Proving the Total Energy Density of Planck-Body Law: λ to f Domain Conversion

[thatguy14]

Homework Statement

Starting from the Planck-Body Law

I$_{λ}$dλ = $\frac{2\pi c^{2}h}{λ^{5}}$ $\frac{1}{e^{hc/(λkT)} - 1}$dλ

where λ is the wavelength, c is the speed of light in a vaccuum, T is the temperature, k is Boltzmann’s constant,
and h is Planck’s constant, prove that the total energy density over all wavelengths is given by

I$_{tot}$ = aT$^{4}$

and express a in terms of pi,k,h,c

Homework Equations

λ = c/f

The Attempt at a Solution

Our teacher gives us a hint "think about whether it is better to do the integral in the wavelength or frequency domain" - which in this case means he wants us to switch to the frequency domain. I did try a bunch of things but I am just not sure if my first step is correct. To switch to the frequency domain, all I havr to do is plug in

λ = c/f
and
dλ = -c/f$^{2}$

correct? Or is this first step wrong

 

[Simon Bridge]

dλ = -c/f² ... there should be a df in there somewhere.

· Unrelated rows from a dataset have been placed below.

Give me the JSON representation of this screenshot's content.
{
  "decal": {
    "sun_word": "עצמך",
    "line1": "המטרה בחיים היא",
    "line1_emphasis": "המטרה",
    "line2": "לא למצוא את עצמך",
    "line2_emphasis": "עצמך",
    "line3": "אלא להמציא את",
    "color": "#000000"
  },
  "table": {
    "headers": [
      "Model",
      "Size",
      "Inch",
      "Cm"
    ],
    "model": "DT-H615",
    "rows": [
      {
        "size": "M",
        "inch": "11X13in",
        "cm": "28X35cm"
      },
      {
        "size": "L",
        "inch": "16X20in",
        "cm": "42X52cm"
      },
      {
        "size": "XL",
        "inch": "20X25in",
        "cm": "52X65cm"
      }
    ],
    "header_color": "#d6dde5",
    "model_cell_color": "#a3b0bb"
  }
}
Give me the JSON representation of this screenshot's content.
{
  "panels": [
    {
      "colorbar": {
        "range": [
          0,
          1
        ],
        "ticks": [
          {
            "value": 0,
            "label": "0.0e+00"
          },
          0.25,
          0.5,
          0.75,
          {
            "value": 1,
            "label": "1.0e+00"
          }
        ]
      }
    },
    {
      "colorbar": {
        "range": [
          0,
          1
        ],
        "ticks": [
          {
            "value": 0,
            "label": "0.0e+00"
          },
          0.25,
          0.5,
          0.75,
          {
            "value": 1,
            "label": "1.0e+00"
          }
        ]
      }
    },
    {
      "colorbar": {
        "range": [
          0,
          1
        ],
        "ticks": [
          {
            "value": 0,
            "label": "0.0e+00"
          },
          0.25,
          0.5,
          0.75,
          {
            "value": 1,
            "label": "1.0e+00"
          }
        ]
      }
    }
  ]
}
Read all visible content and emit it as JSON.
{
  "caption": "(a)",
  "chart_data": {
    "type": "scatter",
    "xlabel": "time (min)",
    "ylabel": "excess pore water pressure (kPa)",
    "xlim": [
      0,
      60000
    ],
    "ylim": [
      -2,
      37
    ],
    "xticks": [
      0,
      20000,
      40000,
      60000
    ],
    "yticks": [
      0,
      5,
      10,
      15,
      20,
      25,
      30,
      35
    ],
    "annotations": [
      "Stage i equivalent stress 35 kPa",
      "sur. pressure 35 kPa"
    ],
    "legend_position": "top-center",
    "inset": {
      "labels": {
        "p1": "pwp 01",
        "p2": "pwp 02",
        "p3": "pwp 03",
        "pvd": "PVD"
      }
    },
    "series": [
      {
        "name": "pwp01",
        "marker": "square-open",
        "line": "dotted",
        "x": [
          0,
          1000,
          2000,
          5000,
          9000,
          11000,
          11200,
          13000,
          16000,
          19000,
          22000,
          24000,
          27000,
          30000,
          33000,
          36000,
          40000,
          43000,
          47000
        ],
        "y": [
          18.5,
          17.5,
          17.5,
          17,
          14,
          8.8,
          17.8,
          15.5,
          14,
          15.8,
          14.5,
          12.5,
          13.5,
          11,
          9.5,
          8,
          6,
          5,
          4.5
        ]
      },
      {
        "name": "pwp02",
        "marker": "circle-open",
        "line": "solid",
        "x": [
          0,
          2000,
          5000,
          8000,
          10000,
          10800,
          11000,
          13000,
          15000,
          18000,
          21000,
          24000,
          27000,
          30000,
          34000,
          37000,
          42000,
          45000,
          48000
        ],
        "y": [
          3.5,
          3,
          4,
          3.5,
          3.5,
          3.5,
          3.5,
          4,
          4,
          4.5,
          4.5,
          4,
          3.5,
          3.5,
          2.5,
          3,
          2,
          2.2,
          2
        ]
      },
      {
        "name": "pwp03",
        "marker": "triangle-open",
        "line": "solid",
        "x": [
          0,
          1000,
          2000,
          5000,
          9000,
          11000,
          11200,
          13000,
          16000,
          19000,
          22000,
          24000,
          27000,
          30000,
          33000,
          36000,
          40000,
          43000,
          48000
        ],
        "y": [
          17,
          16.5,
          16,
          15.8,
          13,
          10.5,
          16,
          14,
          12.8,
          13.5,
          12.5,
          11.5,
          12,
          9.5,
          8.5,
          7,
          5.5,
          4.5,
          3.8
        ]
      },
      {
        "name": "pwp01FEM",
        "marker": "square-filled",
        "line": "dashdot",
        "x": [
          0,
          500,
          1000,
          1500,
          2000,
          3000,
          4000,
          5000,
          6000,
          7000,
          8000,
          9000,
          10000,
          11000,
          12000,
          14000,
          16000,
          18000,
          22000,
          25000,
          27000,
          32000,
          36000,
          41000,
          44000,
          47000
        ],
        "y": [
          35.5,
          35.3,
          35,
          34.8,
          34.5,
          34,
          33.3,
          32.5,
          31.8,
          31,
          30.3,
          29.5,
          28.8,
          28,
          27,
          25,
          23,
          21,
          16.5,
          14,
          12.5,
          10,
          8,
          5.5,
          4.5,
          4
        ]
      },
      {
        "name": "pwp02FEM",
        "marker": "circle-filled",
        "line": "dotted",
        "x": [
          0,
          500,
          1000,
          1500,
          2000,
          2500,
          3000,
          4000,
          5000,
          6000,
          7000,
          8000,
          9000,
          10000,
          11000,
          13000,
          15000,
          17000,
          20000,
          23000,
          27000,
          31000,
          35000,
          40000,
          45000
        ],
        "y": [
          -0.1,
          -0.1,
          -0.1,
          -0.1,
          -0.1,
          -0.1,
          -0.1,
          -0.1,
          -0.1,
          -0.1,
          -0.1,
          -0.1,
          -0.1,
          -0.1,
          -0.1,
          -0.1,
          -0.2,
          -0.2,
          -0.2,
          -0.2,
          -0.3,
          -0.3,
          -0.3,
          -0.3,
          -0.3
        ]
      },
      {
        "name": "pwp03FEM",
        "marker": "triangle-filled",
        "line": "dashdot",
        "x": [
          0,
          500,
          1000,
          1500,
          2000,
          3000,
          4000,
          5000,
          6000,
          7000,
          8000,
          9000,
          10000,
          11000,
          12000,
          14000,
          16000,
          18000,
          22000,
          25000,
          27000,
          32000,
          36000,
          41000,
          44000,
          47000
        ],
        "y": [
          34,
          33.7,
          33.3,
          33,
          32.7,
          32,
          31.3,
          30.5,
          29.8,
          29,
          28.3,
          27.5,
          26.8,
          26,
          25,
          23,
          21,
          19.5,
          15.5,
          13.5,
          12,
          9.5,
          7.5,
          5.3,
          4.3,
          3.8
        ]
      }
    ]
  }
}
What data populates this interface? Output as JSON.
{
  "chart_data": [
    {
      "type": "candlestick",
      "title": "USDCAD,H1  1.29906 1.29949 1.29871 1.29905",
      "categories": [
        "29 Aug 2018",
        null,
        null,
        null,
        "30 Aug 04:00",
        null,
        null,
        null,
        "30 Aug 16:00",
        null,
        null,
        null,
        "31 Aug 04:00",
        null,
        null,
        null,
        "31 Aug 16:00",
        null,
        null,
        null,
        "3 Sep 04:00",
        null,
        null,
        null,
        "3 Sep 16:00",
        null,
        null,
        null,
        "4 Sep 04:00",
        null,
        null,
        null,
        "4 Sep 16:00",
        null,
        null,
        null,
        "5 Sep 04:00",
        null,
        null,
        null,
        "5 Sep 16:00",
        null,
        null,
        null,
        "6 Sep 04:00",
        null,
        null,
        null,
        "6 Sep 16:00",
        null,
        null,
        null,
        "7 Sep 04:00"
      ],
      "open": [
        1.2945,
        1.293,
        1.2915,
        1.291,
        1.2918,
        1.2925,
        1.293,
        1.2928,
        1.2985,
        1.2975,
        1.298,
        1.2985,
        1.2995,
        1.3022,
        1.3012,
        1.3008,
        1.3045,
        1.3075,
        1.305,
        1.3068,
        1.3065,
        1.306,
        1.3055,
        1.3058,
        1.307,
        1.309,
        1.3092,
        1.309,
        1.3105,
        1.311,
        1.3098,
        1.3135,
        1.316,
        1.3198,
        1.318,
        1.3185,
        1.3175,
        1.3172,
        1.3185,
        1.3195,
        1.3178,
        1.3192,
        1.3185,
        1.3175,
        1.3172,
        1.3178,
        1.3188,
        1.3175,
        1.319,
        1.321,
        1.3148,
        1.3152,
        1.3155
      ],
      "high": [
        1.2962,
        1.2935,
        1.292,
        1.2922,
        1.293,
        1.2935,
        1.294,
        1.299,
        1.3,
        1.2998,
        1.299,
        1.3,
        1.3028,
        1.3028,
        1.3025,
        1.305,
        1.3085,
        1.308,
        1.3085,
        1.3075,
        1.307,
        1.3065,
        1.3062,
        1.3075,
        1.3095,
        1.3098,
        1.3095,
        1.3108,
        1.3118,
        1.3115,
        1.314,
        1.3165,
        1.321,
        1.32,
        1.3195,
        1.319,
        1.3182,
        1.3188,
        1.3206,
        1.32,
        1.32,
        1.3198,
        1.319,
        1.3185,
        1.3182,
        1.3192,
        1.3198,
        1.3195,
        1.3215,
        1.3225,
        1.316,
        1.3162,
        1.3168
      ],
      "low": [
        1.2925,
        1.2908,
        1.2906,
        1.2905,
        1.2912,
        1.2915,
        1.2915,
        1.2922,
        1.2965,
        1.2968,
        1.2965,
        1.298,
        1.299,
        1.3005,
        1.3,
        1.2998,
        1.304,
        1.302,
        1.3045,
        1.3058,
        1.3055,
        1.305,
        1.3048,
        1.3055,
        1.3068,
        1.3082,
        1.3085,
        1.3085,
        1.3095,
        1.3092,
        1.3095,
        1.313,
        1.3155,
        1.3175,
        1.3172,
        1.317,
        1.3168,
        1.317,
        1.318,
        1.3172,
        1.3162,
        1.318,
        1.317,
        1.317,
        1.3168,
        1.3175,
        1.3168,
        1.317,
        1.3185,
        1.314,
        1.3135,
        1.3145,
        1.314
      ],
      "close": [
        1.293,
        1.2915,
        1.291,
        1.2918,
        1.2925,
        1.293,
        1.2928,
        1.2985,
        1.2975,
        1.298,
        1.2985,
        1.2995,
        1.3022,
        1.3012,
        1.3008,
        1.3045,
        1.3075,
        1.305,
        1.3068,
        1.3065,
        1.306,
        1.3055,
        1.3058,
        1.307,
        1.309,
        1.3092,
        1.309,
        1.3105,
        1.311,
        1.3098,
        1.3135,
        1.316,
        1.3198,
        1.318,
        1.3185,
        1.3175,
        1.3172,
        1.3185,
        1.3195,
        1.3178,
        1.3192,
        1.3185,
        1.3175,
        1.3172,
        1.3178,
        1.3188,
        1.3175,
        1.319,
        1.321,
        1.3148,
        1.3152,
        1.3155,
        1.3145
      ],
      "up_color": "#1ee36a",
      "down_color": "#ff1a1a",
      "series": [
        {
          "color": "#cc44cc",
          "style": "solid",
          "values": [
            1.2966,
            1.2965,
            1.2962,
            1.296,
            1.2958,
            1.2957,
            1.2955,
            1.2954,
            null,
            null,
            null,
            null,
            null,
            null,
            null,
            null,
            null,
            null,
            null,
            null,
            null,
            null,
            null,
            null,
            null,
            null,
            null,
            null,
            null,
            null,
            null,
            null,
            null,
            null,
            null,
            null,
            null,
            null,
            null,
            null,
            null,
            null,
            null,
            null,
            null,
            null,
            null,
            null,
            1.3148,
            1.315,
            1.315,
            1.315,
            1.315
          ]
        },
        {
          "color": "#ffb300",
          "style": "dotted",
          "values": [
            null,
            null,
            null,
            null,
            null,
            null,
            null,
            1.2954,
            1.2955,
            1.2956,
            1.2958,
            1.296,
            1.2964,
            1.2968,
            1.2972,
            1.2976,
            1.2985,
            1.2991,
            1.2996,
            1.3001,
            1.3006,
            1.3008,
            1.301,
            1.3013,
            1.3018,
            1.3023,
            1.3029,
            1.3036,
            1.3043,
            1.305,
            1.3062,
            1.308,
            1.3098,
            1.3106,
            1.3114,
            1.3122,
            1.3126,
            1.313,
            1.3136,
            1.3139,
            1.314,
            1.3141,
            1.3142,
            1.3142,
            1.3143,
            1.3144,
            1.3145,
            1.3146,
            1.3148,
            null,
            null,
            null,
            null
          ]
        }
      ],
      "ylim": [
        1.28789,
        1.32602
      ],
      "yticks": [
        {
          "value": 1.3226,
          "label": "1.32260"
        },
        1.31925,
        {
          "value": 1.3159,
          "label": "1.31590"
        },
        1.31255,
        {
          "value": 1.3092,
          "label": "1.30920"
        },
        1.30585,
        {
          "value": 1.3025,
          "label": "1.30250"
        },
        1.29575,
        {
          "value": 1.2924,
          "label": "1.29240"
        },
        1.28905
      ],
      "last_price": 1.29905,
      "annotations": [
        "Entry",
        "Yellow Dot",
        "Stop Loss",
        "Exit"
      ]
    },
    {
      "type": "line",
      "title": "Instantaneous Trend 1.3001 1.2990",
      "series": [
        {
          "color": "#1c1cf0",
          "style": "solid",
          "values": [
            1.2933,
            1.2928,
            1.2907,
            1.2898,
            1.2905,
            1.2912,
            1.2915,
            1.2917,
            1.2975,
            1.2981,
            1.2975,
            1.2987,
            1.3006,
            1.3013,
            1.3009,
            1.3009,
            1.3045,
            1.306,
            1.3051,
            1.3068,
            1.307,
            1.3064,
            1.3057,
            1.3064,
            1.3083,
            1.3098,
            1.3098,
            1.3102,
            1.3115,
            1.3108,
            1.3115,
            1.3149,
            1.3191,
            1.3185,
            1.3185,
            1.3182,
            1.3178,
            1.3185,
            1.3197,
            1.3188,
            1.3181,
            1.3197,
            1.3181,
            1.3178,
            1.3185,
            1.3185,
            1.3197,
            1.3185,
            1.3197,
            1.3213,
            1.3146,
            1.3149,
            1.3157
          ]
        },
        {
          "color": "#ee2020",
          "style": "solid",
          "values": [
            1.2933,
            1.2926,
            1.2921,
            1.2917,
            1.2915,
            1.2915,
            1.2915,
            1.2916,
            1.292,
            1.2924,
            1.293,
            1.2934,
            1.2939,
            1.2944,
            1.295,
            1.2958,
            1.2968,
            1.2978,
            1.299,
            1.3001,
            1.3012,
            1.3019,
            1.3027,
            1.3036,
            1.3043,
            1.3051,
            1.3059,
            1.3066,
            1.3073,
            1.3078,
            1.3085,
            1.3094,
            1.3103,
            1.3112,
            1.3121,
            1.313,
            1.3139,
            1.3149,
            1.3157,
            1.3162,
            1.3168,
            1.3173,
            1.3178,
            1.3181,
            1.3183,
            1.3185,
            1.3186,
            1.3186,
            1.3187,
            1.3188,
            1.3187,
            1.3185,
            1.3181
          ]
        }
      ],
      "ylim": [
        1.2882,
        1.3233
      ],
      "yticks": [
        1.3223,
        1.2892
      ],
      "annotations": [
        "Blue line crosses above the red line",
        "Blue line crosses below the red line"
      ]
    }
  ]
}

$$\renewcommand{\d}{\;\text{d}}$$ $$I_\lambda \d\lambda = \frac{2\pi c^2 h}{\lambda^5}\frac{\d \lambda}{e^{hc/\lambda kT}-1}$$ ... can you see why it may be easier to change to frequency domain?

Note: when a hint says to "think about" something, you usually get extra marks for showing that you actually thought about it instead of just taking the hint blindly. Sometimes a teacher will hive you a false "think about" in the hint and you are supposed to dismiss it with reasoning. Therefore: check that the hint makes sense.